The show deserves credit for responding to the Poussey crisis by continuing to dig for 13 more episodes, perhaps hoping that it would emerge on the other side of the world and be able to start a new life. All of season five unfolds over the course of a few days following an inmate takeover of the prison, a structural gambit unlike anything that Orange has attempted before.

Unfortunately, the same characteristics that make the show so distinctive and popular work against it as it tries to create something like a 13-hour-long “bottle episode.” The takeover story line has echoes of famous prison uprisings, Attica in particular. The fact that it’s a women’s correctional facility with both minimum and maximum security aspects doesn’t lessen the sense that it’s perched on the edge of still-greater levels of violence. I wouldn’t presume to say what series creator Jenji Kohan and her writing staff should have done, but what’s onscreen feels like a series of half-measures. The prison-uprising structure allows the show to stage scenes that would never happen if guards were around. Highlights include Lea DeLaria’s Carrie “Big Boo” Black duded up in a suit and tie and carrying on like a wily Southern lawyer in a John Grisham thriller, and a scene where a group of inmates sit around smoking pot and drinking beer while reminiscing about their sexual experiences.
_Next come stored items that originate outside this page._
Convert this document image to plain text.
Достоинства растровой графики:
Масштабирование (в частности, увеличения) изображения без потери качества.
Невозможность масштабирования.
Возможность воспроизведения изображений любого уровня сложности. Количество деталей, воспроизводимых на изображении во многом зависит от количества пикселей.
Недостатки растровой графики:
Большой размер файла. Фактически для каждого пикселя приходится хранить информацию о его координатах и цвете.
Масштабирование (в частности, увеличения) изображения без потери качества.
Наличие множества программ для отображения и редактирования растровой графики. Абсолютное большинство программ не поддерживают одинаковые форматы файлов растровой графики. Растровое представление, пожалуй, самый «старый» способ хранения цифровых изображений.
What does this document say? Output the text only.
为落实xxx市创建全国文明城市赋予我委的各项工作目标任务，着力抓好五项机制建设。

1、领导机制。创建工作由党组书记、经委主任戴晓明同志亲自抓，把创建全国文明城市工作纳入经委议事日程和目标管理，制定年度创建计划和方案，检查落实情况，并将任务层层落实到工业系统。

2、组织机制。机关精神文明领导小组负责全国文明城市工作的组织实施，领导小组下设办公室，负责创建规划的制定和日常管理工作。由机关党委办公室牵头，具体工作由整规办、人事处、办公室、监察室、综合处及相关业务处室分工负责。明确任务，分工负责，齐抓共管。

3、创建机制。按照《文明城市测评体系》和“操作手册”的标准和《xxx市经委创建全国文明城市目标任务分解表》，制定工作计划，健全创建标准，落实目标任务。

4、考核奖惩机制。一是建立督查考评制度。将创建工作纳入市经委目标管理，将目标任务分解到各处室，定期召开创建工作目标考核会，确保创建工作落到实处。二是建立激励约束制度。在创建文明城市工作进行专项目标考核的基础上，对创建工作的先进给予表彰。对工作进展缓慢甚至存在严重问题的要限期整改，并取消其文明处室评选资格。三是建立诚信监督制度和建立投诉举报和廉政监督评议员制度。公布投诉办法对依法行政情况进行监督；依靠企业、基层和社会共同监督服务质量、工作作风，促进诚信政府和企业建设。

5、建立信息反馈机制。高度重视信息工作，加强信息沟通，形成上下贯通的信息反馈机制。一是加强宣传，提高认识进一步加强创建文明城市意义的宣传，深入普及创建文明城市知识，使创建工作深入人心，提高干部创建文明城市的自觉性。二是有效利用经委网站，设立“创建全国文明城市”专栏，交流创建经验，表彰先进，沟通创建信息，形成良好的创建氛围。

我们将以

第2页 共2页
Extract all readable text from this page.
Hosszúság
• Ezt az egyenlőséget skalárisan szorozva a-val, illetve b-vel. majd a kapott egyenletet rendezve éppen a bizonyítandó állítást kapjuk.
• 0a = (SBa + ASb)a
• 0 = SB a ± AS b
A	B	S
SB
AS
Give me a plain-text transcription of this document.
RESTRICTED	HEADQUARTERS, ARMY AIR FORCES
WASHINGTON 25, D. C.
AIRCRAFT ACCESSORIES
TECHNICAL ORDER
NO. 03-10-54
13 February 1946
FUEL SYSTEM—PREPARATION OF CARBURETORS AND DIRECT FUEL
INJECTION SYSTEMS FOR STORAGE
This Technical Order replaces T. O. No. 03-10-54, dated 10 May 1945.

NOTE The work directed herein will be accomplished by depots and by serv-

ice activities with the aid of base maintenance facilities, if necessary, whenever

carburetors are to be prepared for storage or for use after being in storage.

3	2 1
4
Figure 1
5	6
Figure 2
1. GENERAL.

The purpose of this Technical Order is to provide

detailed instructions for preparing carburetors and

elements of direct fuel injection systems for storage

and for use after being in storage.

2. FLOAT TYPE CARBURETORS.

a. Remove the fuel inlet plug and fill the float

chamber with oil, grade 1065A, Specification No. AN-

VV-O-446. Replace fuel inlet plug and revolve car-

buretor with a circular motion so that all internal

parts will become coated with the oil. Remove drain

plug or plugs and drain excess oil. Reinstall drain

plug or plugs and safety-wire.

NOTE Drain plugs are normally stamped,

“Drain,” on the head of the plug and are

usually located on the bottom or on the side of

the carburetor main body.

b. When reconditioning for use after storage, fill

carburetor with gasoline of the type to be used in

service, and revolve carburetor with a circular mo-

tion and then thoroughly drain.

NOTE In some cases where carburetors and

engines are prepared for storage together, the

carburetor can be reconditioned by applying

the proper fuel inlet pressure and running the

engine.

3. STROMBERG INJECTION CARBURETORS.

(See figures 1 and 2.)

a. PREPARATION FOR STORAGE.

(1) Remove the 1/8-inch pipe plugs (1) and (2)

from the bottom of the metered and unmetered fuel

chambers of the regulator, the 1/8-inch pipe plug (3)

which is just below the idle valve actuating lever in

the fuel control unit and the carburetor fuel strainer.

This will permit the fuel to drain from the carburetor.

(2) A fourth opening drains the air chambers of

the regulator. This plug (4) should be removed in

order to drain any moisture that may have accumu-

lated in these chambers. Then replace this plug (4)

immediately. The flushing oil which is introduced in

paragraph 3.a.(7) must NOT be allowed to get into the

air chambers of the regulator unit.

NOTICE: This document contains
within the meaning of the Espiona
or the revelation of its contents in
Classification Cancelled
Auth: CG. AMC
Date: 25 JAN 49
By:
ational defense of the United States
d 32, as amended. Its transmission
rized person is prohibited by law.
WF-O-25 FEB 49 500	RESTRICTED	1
But in other ways, this feels like another Orange season with all of the familiar, often delightful elements we’ve come to expect, including the seemingly mandatory, though often deftly handled, flashbacks to inmates’ lives before they ended up at Litchfield. (The most striking feels like a cross between The Young Poisoner’s Handbook and Moonrise Kingdom, if you can imagine such a thing.) At its best, season five of Orange finds a way to be true to its established self without neglecting the present-tense existential threat posed by the cops, guards, and media surrounding Litchfield. Friendships are frayed and repaired, characters discover new interests and have life-changing epiphanies, and there’s a major development (I won’t say which character experiences it) that represents the accidental fulfillment of a not-so-secret wish.

At its least effective, the show goes oddly slack and allows the tension that the season-four cliffhanger had established to evaporate. Wisecracks and kiss-off lines that might’ve satisfied in an earlier incarnation of Orange feel somehow off here. The show’s affinity for M*A*S*H-like gallows humor yields excellent bits, starting in the premiere with a personal-supplies request getting dutifully filled while hell is breaking loose, and continuing through the finale, which includes a strategy meeting in a makeshift “secret bunker.” Episode 13 is so strong that it inspired me to go back and rewatch scenes I didn’t like in the middle section to see if I’d misjudged them.

I don’t think I did. There are hilarious and piercing moments and a few sublime images, and Danielle Brooks, Yael Stone, Elizabeth Rodriguez, and Selenis Leyva do some of their best work to date; Brooks is especially moving in a story line about Taystee crusading to get justice for her dead friend, taking on the private company that manages the prison and demanding reforms in exchange for peaceful surrender. But even the best performances and moments suffer from the season’s lack of focus, inability to shift tonal gears smoothly, and Netflix bloat (the siege might’ve worked better as a more compact arc rather than a 13-episode extravaganza). Points for audacity notwithstanding — this is another instance of an ambitious and unusual series writing conceptual checks that its storytelling prowess can’t cash.